What is autism? In mum speak…
I think most peoples burning desire on this one is to just get a straight/one sentence answer, ha ha. It sure would make things a whole lot easier eg ‘it’s a disease and there is no cure’ especially when your children ask you what it is but, the truth is autism is NOT a disease, there is NO cure and it cannot be answered in a simple sentence either.
Now, depending on the attention span of whoever it is you’re talking to, the most important thing to say is that children and adults who are autistic (or have autism) are just like you and me but they see the world very differently to the way you and I do (or their brains are just wired differently).
Autistics see all the incredible details of life in a very visual way and in more detail than we could ever imagine but, perhaps without seeing the bigger picture at times. They have things they will be good at (sometimes REALLY good at) and they will have things they struggle with too (most often social communication), just like you and I. They will also almost always have some or many sensory (noise, touch, smell, light, taste, hyper/hypo) things that can be very intense and even physically painful to them ie way, way more than we notice it. And finally, you may notice what seem like odd or unusual behaviours (little ticks or habits eg rocking, hand flapping) and that’s absolutely fine, they are safe, you are safe, and they are not strange or weird as most of these behaviours really help them to stay grounded/regulated and cope in our crazy world.
In slightly, and only very slightly more academic speak (I am no professional and not an academic), autism is a neurological spectrum disorder, ah-hem. It is also sometimes referred to as the 'Triad of Impairments’ these being1. social communication. 2. social imagination. 3. social interaction.

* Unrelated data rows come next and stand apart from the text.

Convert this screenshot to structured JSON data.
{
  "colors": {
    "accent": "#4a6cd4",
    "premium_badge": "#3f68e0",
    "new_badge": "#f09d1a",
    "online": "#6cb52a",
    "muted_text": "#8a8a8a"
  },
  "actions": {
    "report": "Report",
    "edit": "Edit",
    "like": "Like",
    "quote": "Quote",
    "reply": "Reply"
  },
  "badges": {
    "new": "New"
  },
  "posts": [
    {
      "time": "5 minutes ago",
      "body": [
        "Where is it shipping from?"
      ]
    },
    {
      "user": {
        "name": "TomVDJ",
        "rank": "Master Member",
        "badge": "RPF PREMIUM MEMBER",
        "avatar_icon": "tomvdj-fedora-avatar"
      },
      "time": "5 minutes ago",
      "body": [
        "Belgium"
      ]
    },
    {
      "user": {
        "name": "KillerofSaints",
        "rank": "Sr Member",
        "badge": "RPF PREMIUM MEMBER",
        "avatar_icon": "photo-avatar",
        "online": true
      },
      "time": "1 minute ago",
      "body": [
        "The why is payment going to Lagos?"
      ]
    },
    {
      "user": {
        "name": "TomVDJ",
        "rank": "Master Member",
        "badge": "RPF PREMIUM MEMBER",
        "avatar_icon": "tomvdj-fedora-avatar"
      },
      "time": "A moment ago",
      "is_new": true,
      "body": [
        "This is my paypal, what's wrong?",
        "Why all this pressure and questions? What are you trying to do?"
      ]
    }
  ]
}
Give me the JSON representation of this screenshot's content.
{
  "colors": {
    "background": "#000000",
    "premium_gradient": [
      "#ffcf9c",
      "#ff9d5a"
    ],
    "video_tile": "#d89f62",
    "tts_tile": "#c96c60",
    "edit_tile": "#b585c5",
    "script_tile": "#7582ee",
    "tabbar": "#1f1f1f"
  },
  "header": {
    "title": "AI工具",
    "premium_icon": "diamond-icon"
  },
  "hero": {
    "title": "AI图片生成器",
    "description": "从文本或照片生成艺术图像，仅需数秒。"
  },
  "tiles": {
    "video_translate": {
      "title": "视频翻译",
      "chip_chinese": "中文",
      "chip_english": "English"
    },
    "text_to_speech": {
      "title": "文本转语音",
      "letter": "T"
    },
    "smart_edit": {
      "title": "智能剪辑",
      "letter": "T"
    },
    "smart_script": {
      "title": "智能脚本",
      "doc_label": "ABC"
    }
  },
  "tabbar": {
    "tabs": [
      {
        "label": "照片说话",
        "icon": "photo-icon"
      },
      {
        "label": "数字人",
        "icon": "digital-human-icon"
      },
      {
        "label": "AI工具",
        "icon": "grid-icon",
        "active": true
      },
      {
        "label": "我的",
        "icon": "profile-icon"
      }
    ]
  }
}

Basically ‘spectrum’ means that all individuals who are autistic are different and once diagnosed fall under this umbrella/spectrum.
One end of this spectrum is used to describe high functioning autism (Aspergers) and the other end severe and profound autism but honestly, no-one ever puts a mark on a curve and says ok, your child is here ‘x’. I have no idea where my son is on the spectrum other than he is not high functioning but, nor is he profound, and I don’t really care either.
Autism…It is what it is. You won’t really know it unless you live it.
The problem for people I find though is that it helps them to know what to expect if you can tell them where they are at on this spectrum so, I have had things like “ So, where is he Trish? on a scale of say 1 to 10…?” I know it’s hard to pluck up the courage to ask and please, please DO ASK just preferably not like this ok. Ask the child/adult or parent/carer who is with them all the usual questions such as name, age, school/work (this will tell you so much about ‘where the child/adult’ is at), likes, dislikes etc. It will give them a chance to tell you WHO THEY ARE and (if they choose to do so) say that they are autistic/have autism. Try not to be offended or put-off if they do not respond appropriately, or take longer, or not at all nor, if they do not make any eye contact either, it’s all ok. If it doesn’t go well the first time, please don’t give up.
So who am I, this unprofessional non-academic woman? Well, I am wife to Paul, and mum to three children, the youngest being an adorable boy named Henry who is 8, loves trampolines, swimming, transport, drawing, building, KidsYouTube, and who is autistic and minimally verbal (a few years ago he was non-verbal, amazing how far he has come!)
Why am I writing this article? I started up an online business a year ago called ‘Autism Threads’ to raise awareness and support families like ours. There are over 700 000 people diagnosed with autism in the UK and including their families it comes to 2.8m people, all living their lives with autism.
We sell caption t-shirts, clothing and accessories (some autism specific, some generic/fashion products for everyone) all to: raise awareness; change peoples perceptions; inform others; support the wearer; be positive, and donate to autism charities. There are blogs much like this article to read and a monthly one page newsletter to sign up to also. You do not have to have any connection with autism to go on the website and choose say a fashion tee with a super cool slogan where an amount per tee sold goes directly to an autism charity that we have chosen.
I’ll never give up trying to change peoples perceptions of both autism and what parenting a child with autism is like. I am fearless (and often sleep deprived and caffeine fuelled, watch out) when it comes to protecting my son and people learning to accept him for who he is. I don’t want other mums to suffer the same type of judgement and looks and stares and comments I have done and that I am sadly beginning to get a very thick skin over (and a sharp tongue on a bad day too).
Autism is not visually recognisable and people are not just going to ask, our visual cues go a long way towards getting those all important conversations started and sharing how incredible, fascinating, pure, rewarding, joyful, loving and unconditional relationships with autism can be.
When my autistic son Henry looks into my eyes it’s as if he can see into my soul and is communicating a thousand unspoken words. We, his parents, and his siblings have all experienced a love for him and joy in the way he sees the world that goes way beyond anything we have ever known before.